According to reports, the federal government intends to announce a significant decrease in ex-depot fuel prices of up to Rs. 14 per litre based on the current petroleum levy and general sales tax, which will take effect on 1 April.
The cost of high-speed diesel (HSD) is expected to drop by Rs. 14.31 per litre in the current environment of severe inflation, providing the general public with a much-needed reprieve.
In the transportation and agriculture sectors, diesel is essential. Farmers would particularly benefit from the price drop now that crop planting season has started.
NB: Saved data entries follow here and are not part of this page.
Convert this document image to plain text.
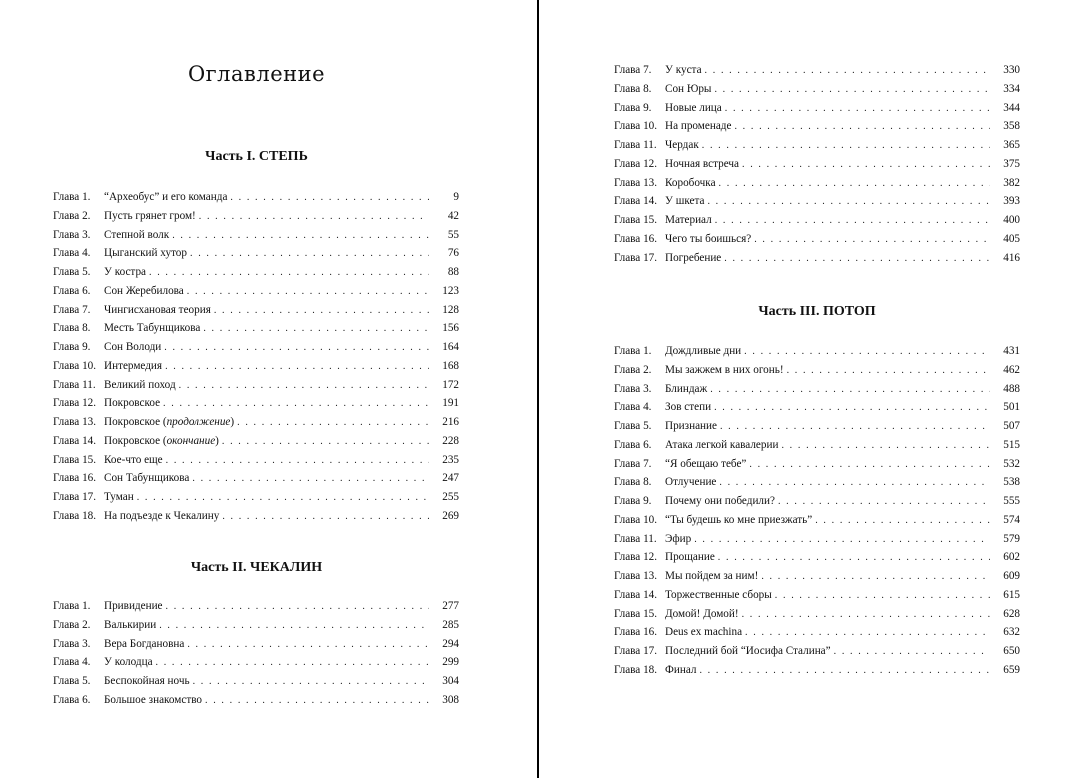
Оглавление
Часть I. СТЕПЬ
Глава 1.	“Археобус” и его команда . . .	9
Глава 2.	Пусть грянет гром! . . .	42
Глава 3.	Степной волк . . .	55
Глава 4.	Цыганский хутор . . .	76
Глава 5.	У костра . . .	88
Глава 6.	Сон Жеребилова . . .	123
Глава 7.	Чингисхановая теория . . .	128
Глава 8.	Месть Табунщикова . . .	156
Глава 9.	Сон Володи . . .	164
Глава 10. Интермедия . . .	168
Глава 11. Великий поход . . .	172
Глава 12. Покровское . . .	191
Глава 13. Покровское (продолжение) . . .	216
Глава 14. Покровское (окончание) . . .	228
Глава 15. Кое-что еще . . .	235
Глава 16. Сон Табунщикова . . .	247
Глава 17. Туман . . .	255
Глава 18. На подъезде к Чекалину . . .	269
Часть II. ЧЕКАЛИН
Глава 1.	Привидение . . .	277
Глава 2.	Валькирии . . .	285
Глава 3.	Вера Богдановна . . .	294
Глава 4.	У колодца . . .	299
Глава 5.	Беспокойная ночь . . .	304
Глава 6.	Большое знакомство . . .	308
Глава 7.	У куста . . .	330
Глава 8.	Сон Юры . . .	334
Глава 9.	Новые лица . . .	344
Глава 10. На променаде . . .	358
Глава 11. Чердак . . .	365
Глава 12. Ночная встреча . . .	375
Глава 13. Коробочка . . .	382
Глава 14. У шкета . . .	393
Глава 15. Материал . . .	400
Глава 16. Чего ты боишься? . . .	405
Глава 17. Погребение . . .	416
Часть III. ПОТОП
Глава 1.	Дождливые дни . . .	431
Глава 2.	Мы зажжем в них огонь! . . .	462
Глава 3.	Блиндаж . . .	488
Глава 4.	Зов степи . . .	501
Глава 5.	Признание . . .	507
Глава 6.	Атака легкой кавалерии . . .	515
Глава 7.	“Я обещаю тебе” . . .	532
Глава 8.	Отлучение . . .	538
Глава 9.	Почему они победили? . . .	555
Глава 10. “Ты будешь ко мне приезжать” . . .	574
Глава 11. Эфир . . .	579
Глава 12. Прощание . . .	602
Глава 13. Мы пойдем за ним! . . .	609
Глава 14. Торжественные сборы . . .	615
Глава 15. Домой! Домой! . . .	628
Глава 16. Deus ex machina . . .	632
Глава 17. Последний бой “Иосифа Сталина” . . .	650
Глава 18. Финал . . .	659
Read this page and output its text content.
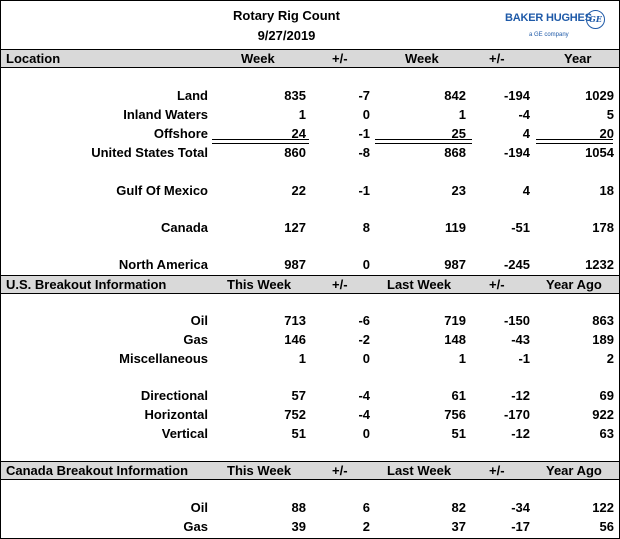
Rotary Rig Count
9/27/2019
BAKER HUGHES
a GE company
GE
Location	Week	+/-	Week	+/-	Year
Land	835	-7	842	-194	1029
Inland Waters	1	0	1	-4	5
Offshore	24	-1	25	4	20
United States Total	860	-8	868	-194	1054
Gulf Of Mexico	22	-1	23	4	18
Canada	127	8	119	-51	178
North America	987	0	987	-245	1232
U.S. Breakout Information	This Week	+/-	Last Week	+/-	Year Ago
Oil	713	-6	719	-150	863
Gas	146	-2	148	-43	189
Miscellaneous	1	0	1	-1	2
Directional	57	-4	61	-12	69
Horizontal	752	-4	756	-170	922
Vertical	51	0	51	-12	63
Canada Breakout Information	This Week	+/-	Last Week	+/-	Year Ago
Oil	88	6	82	-34	122
Gas	39	2	37	-17	56
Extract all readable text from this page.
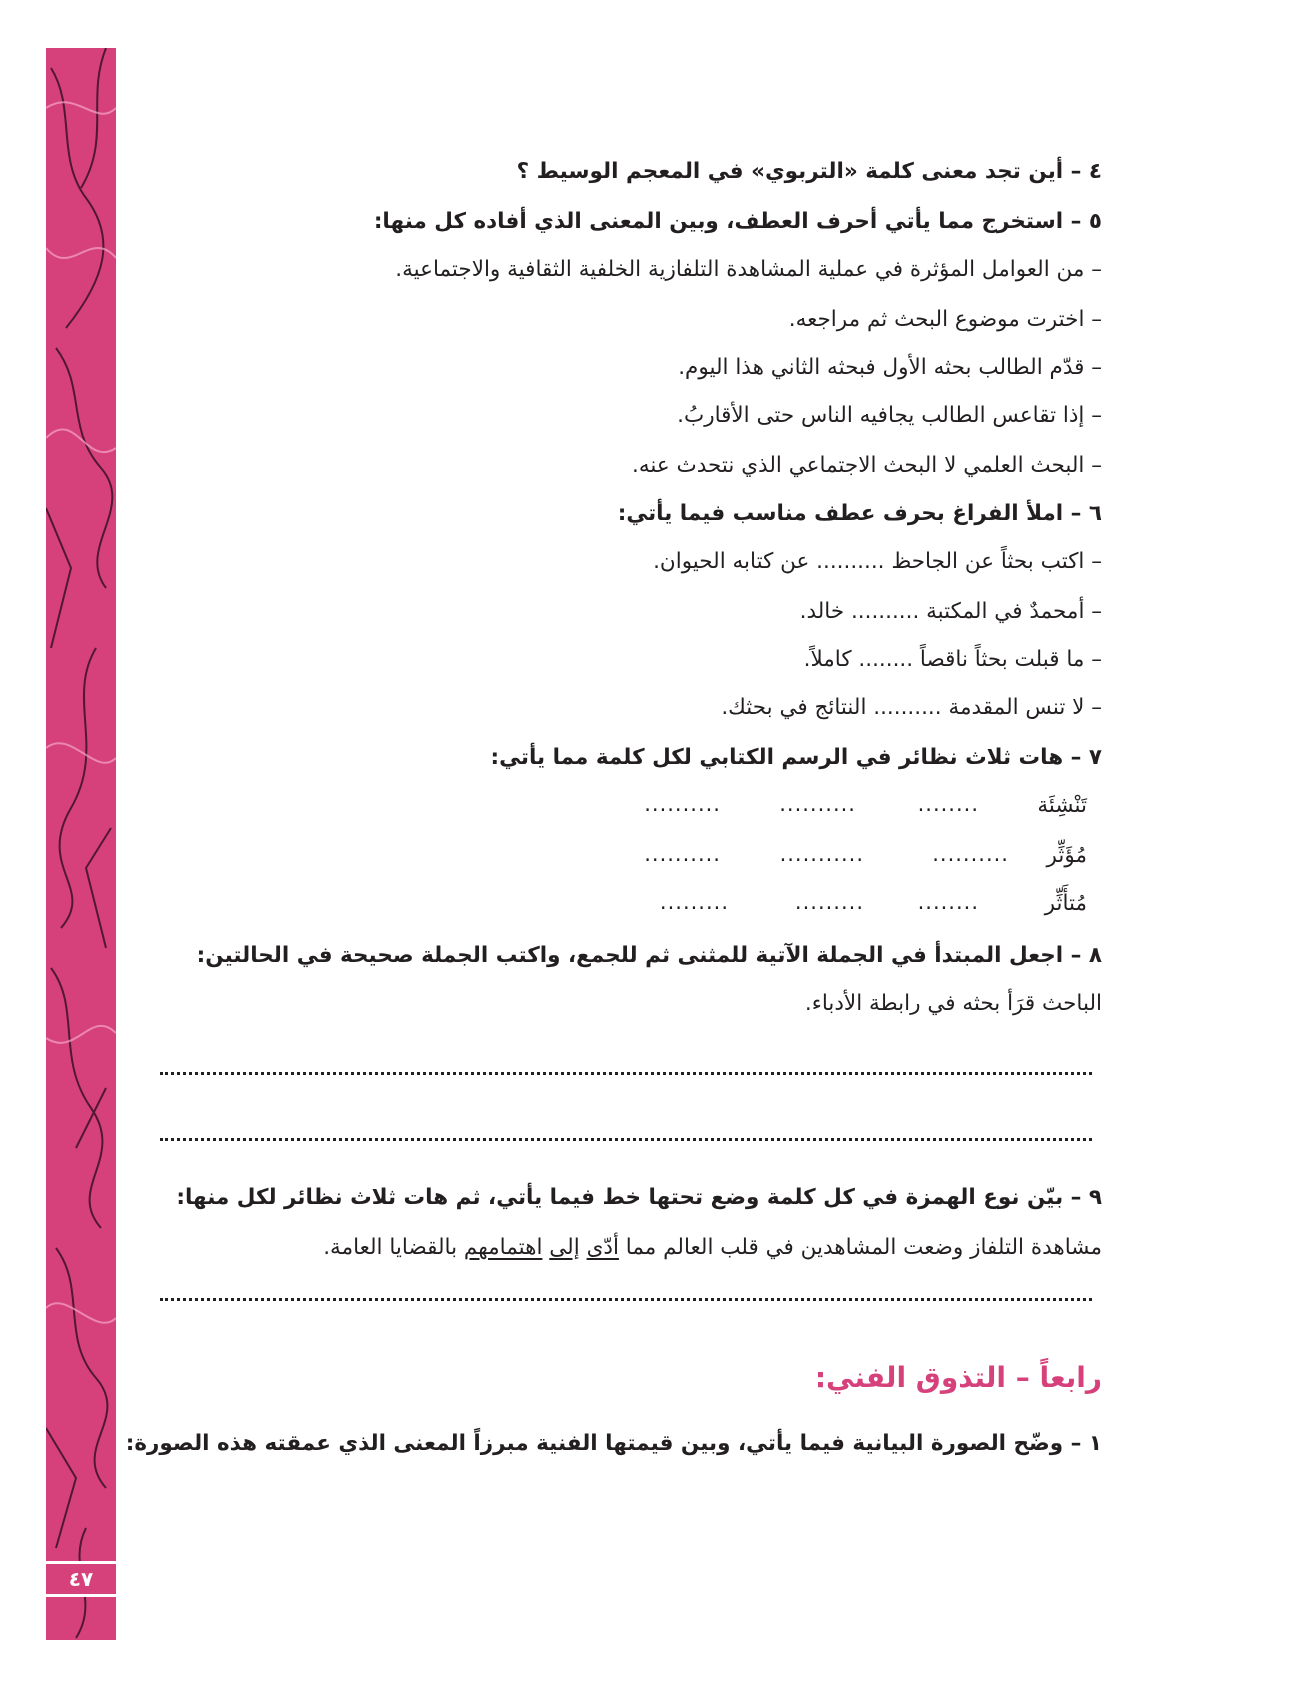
٤٧
٤ – أين تجد معنى كلمة «التربوي» في المعجم الوسيط ؟
٥ – استخرج مما يأتي أحرف العطف، وبين المعنى الذي أفاده كل منها:
– من العوامل المؤثرة في عملية المشاهدة التلفازية الخلفية الثقافية والاجتماعية.
– اخترت موضوع البحث ثم مراجعه.
– قدّم الطالب بحثه الأول فبحثه الثاني هذا اليوم.
– إذا تقاعس الطالب يجافيه الناس حتى الأقاربُ.
– البحث العلمي لا البحث الاجتماعي الذي نتحدث عنه.
٦ – املأ الفراغ بحرف عطف مناسب فيما يأتي:
– اكتب بحثاً عن الجاحظ .......... عن كتابه الحيوان.
– أمحمدٌ في المكتبة .......... خالد.
– ما قبلت بحثاً ناقصاً ........ كاملاً.
– لا تنس المقدمة .......... النتائج في بحثك.
٧ – هات ثلاث نظائر في الرسم الكتابي لكل كلمة مما يأتي:
تَنْشِئَة
........
..........
..........
مُؤَثِّر
..........
...........
..........
مُتأَثِّر
........
.........
.........
٨ – اجعل المبتدأ في الجملة الآتية للمثنى ثم للجمع، واكتب الجملة صحيحة في الحالتين:
الباحث قرَأ بحثه في رابطة الأدباء.
٩ – بيّن نوع الهمزة في كل كلمة وضع تحتها خط فيما يأتي، ثم هات ثلاث نظائر لكل منها:
مشاهدة التلفاز وضعت المشاهدين في قلب العالم مما أدّى إلى اهتمامهم بالقضايا العامة.
رابعاً – التذوق الفني:
١ – وضّح الصورة البيانية فيما يأتي، وبين قيمتها الفنية مبرزاً المعنى الذي عمقته هذه الصورة:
If the government decides to completely lower prices for consumers, diesel will cost Rs. 278.66 per litre as opposed to its present Rs. 293 per litre pricing.
Oil marketing companies forecast that the cost of petrol will drop by Rs. 3.51 per litre.
Petrol is a potential option to CNG shops in Punjab because they rely on imported gas, particularly in the winter when LNG is not readily accessible.
A cross-subsidy programme for fuel consumption of Rs. 120 billion is now being developed by the government. Owners of premium cars would pay an additional Rs. 50 per litre, and motorbike and small vehicle owners will receive an equivalent price break.
The government has the opportunity to reduce the price of petrol and provide assistance to consumers from lower-income and middle-class backgrounds.
The price of petrol will drop from the present rate of Rs. 272 per litre to Rs. 268.49 per litre if the entire reduction is passed on to customers.
Kerosene oil prices may also decrease by Rs. 13.46 per litre and light diesel oil (LDO) prices may decrease by Rs. 10.28 per litre. In isolated locations, kerosene oil is a vital household fuel for cooking and heating, and the price cut could lower it from Rs. 190.29 to Rs. 176.83 per litre. LDO could also experience a decrease, from Rs. 184.68 per litre to Rs. 174.40.
The cost of supplies from Pakistan State Oil (PSO) is used to determine the pricing. The government may approve a modification to the exchange rate of Rs. 6 per litre for petrol and Rs. 15 per litre for HSD. The value of the US dollar relative to the Pakistani rupee has increased by 4.66 in the last 13 days.
As of April 1, the government must increase the petroleum tax on HSD by Rs. 5 to Rs. 50 per litre in order to comply with an International Monetary Fund (IMF) demand. Since November 2022, the government has already imposed a 50 rupee per litre petroleum fee on petrol.